Nanoparticle impact electrochemistry (NIE) is an emerging electroanalytical technique that has been utilized to the sensitive detection of a wide range of biological species. So far, the NIE based trace ion detection is largely unexplored due to the lack of effective signal amplification strategies. We herein develop an NIE-based elec-trochemical sensing platform that utilizes T-Hg2+-T coordination induced AgNP aggregation to detect Hg2+ in aqueous solution. The proposed aggregation-collision strategy enables highly sensitive and selective detection. A dual-mode analysis based on the change in impact frequency and oxidative charge of the anodic oxidation of the AgNPs in NIE allows for more accurate self-validated quantification.
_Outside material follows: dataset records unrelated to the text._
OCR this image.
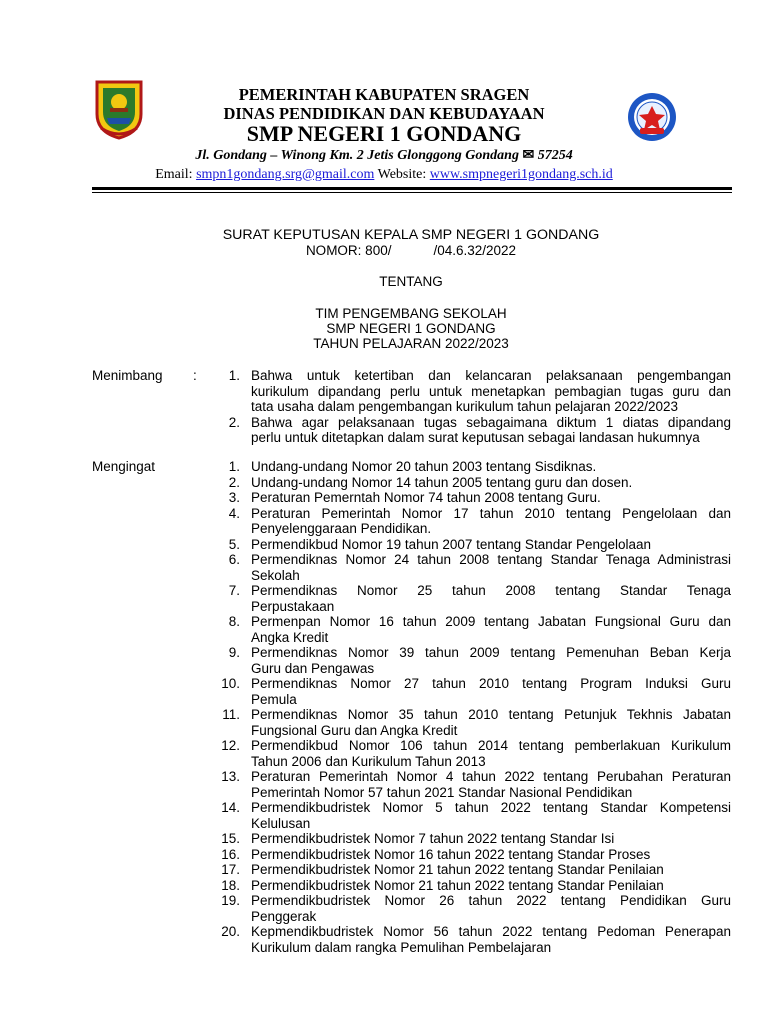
PEMERINTAH KABUPATEN SRAGEN
DINAS PENDIDIKAN DAN KEBUDAYAAN
SMP NEGERI 1 GONDANG
Jl. Gondang – Winong Km. 2 Jetis Glonggong Gondang ✉ 57254
Email: smpn1gondang.srg@gmail.com Website: www.smpnegeri1gondang.sch.id
SURAT KEPUTUSAN KEPALA SMP NEGERI 1 GONDANG
NOMOR: 800/	/04.6.32/2022
TENTANG
TIM PENGEMBANG SEKOLAH
SMP NEGERI 1 GONDANG
TAHUN PELAJARAN 2022/2023
Menimbang :	1. Bahwa untuk ketertiban dan kelancaran pelaksanaan pengembangan
kurikulum dipandang perlu untuk menetapkan pembagian tugas guru dan
tata usaha dalam pengembangan kurikulum tahun pelajaran 2022/2023
2. Bahwa agar pelaksanaan tugas sebagaimana diktum 1 diatas dipandang
perlu untuk ditetapkan dalam surat keputusan sebagai landasan hukumnya
Mengingat	1. Undang-undang Nomor 20 tahun 2003 tentang Sisdiknas.
2. Undang-undang Nomor 14 tahun 2005 tentang guru dan dosen.
3. Peraturan Pemerntah Nomor 74 tahun 2008 tentang Guru.
4. Peraturan Pemerintah Nomor 17 tahun 2010 tentang Pengelolaan dan
Penyelenggaraan Pendidikan.
5. Permendikbud Nomor 19 tahun 2007 tentang Standar Pengelolaan
6. Permendiknas Nomor 24 tahun 2008 tentang Standar Tenaga Administrasi
Sekolah
7. Permendiknas Nomor 25 tahun 2008 tentang Standar Tenaga
Perpustakaan
8. Permenpan Nomor 16 tahun 2009 tentang Jabatan Fungsional Guru dan
Angka Kredit
9. Permendiknas Nomor 39 tahun 2009 tentang Pemenuhan Beban Kerja
Guru dan Pengawas
10. Permendiknas Nomor 27 tahun 2010 tentang Program Induksi Guru
Pemula
11. Permendiknas Nomor 35 tahun 2010 tentang Petunjuk Tekhnis Jabatan
Fungsional Guru dan Angka Kredit
12. Permendikbud Nomor 106 tahun 2014 tentang pemberlakuan Kurikulum
Tahun 2006 dan Kurikulum Tahun 2013
13. Peraturan Pemerintah Nomor 4 tahun 2022 tentang Perubahan Peraturan
Pemerintah Nomor 57 tahun 2021 Standar Nasional Pendidikan
14. Permendikbudristek Nomor 5 tahun 2022 tentang Standar Kompetensi
Kelulusan
15. Permendikbudristek Nomor 7 tahun 2022 tentang Standar Isi
16. Permendikbudristek Nomor 16 tahun 2022 tentang Standar Proses
17. Permendikbudristek Nomor 21 tahun 2022 tentang Standar Penilaian
18. Permendikbudristek Nomor 21 tahun 2022 tentang Standar Penilaian
19. Permendikbudristek Nomor 26 tahun 2022 tentang Pendidikan Guru
Penggerak
20. Kepmendikbudristek Nomor 56 tahun 2022 tentang Pedoman Penerapan
Kurikulum dalam rangka Pemulihan Pembelajaran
Furthermore, the current NIE-based sensor demonstrates reliable analysis of Hg2+ of real water samples, showing great potential for practical environmental monitoring and point-of-care testing (POCT) applications.

Automated summary

Nanoparticle impact electrochemistry (NIE) is a promising technique for sensitive detection of various biological species. Researchers have developed an NIE-based sensor using T-Hg2+-T coordination induced AgNP aggregation to detect Hg2+ in water. The proposed aggregation-collision strategy enables highly sensitive and selective detection, and a dual-mode analysis enhances accuracy in quantification. The NIE-based sensor shows reliable analysis of Hg2+ in real water samples, making it a potential tool for environmental monitoring and point-of-care testing applications.